Quantifying the allure of Lana Del Rey
I only went to see Lana Del Rey at Splendour over the weekend to fritter time between a poorly made not-at-all Mexican meal and the Bloc Party set I’d been waiting to watch since 2006.
I felt about as interested in watching the singer as she’d seemed while performing on Saturday Night Live, which is to say robotically not. The thought of laconic, monotonous vocals for a straight hour - standing! - after two full days of mud skipping left me cold(er than I was already). But my friend, who, incidentally, is also called Lana (well, technically, Elana) insisted we attend because “It’s Lana Del Rey”.
I would’ve usually baulked at the martyrdom of going for the sake of going, but given that basically every single person at the festival was flocking for her stage, I decided to bear witness to what the hype was about. Sparing my lecture on gratuitous misery, I acrimoniously joined the legion of red-lipped, flower-crowned, ‘Bad’-ring wearing and overly perfumed punters.
Before watching the Summertime Sadness singer’s set on Saturday night, I’d read about, written about, watched and even thought about Lana Del Rey. Like every online entertainment reporter, I’d contemplated the “is it art or is it artifice” viral or petri-dish cultivated Video Games clip. I’ve been acutely aware of Del Rey’s ‘clickability’ since late last year and at times even used her perennial popularity to pique peoples’ interest. Only until the weekend, she had failed to pique mine.
The no-introduction-required performance of Blue Jeans elicited exalting roars from the purple-doused crowd, but for every thunderous punter was another totally rapt in silence. This paradox encapsulates, if you will, the Lana Del Rey effect, where incidents and aesthetics are mesmerizingly married by dichotomy. Her performance onstage, complete with marionette moves, coloured her somewhere between magnificent and macabre, and so my obsession was born. Lana Del Rey is utterly transfixing.
Though there is an undeniably maudlin irony about her music and her persona, I found Del Rey highly evocative, and – disingenuous as this sounds – she stirred something deep inside me. She is stunningly sinister, alluring and guarded, and yet there was an aura of tragic romance to the way she swayed and smoked on stage. She became everyone’s misty-eyed, retro corpse bride. Contrived or bona fide, Del Rey is able to conjure an atmosphere.

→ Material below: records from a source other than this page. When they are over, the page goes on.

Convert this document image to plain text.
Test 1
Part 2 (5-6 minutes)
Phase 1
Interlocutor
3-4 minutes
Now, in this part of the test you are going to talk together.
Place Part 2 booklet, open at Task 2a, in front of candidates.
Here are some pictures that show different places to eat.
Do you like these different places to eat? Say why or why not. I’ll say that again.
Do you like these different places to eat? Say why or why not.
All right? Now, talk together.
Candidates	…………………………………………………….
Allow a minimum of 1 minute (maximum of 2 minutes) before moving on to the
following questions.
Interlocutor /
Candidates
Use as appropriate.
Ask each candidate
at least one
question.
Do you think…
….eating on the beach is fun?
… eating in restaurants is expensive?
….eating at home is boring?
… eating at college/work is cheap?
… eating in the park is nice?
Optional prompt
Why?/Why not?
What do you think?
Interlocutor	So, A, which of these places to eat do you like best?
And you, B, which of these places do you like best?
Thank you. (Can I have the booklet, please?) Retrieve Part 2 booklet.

Since watching (not even all of) her set on Saturday night, I have read every article I can find on the singer and scrolled through over 30 pages of Google images of (or merely related to) her. I even reached the point of trawling through Etsy to order clothes that mimic her “gangster Nancy Sinatra” degenerately aspirational style.
Sick, I know. But at least I’m not alone. There’s a reason her name returns more than 60 million Google hits and the blogosphere explodes everytime she does anything ever. Even though typically all Del Rey does is stay silent, further augmenting her inscrutability.
Del Rey is a loved and loathed chimerical creature and she (or the money hungry record company mongrels that may-or-may-not own her) has crafted a strange persona, simultaneously self-made, scrappy and sensuous. The profound(ly vapid?) indie-pop star exists in an era bygone, yet she’s also a hyper-mediated, Warholian vision of the “fifteen minutes” future.
It is just as easy to believe that she is a trust fund baby with a career backed by her millionaire domain investor father as it is to accept that her fragmentary nostalgic, video pastiches were, in fact, shot and edited in a trailer park. Lana Del Rey is an overexposed enigma who has mastered the art of ambiguity.
Perhaps the most fascinating thing about Del Rey is that no one is quite sure how she transformed from an anonymous Brooklyn club scene singer named Lizzy Grant to a Number-1-in-14-countries pop pin-up. Besides bigger lips, a pseudonym and a new hair-do, the Internet has been unable to uncover what exactly turned her into a hypnotically sad sybarite. As Tricia Romano of The Daily Beast pointed out, “the Internet, which can suck all the intrigue and mystery out of a celebrity by showing every last thing about her, has oddly helped Del Rey in the same way that it’s hurt her.” Though everyone has a theory, no one – and I say this with utmost conviction as I’m quite certain I’ve read all the articles ever about her – has been able to accurately pin down how exactly a girl from Lake Placid became one of pop culture’s most compelling personas. Perhaps it’s as simple as misery loving company, present included.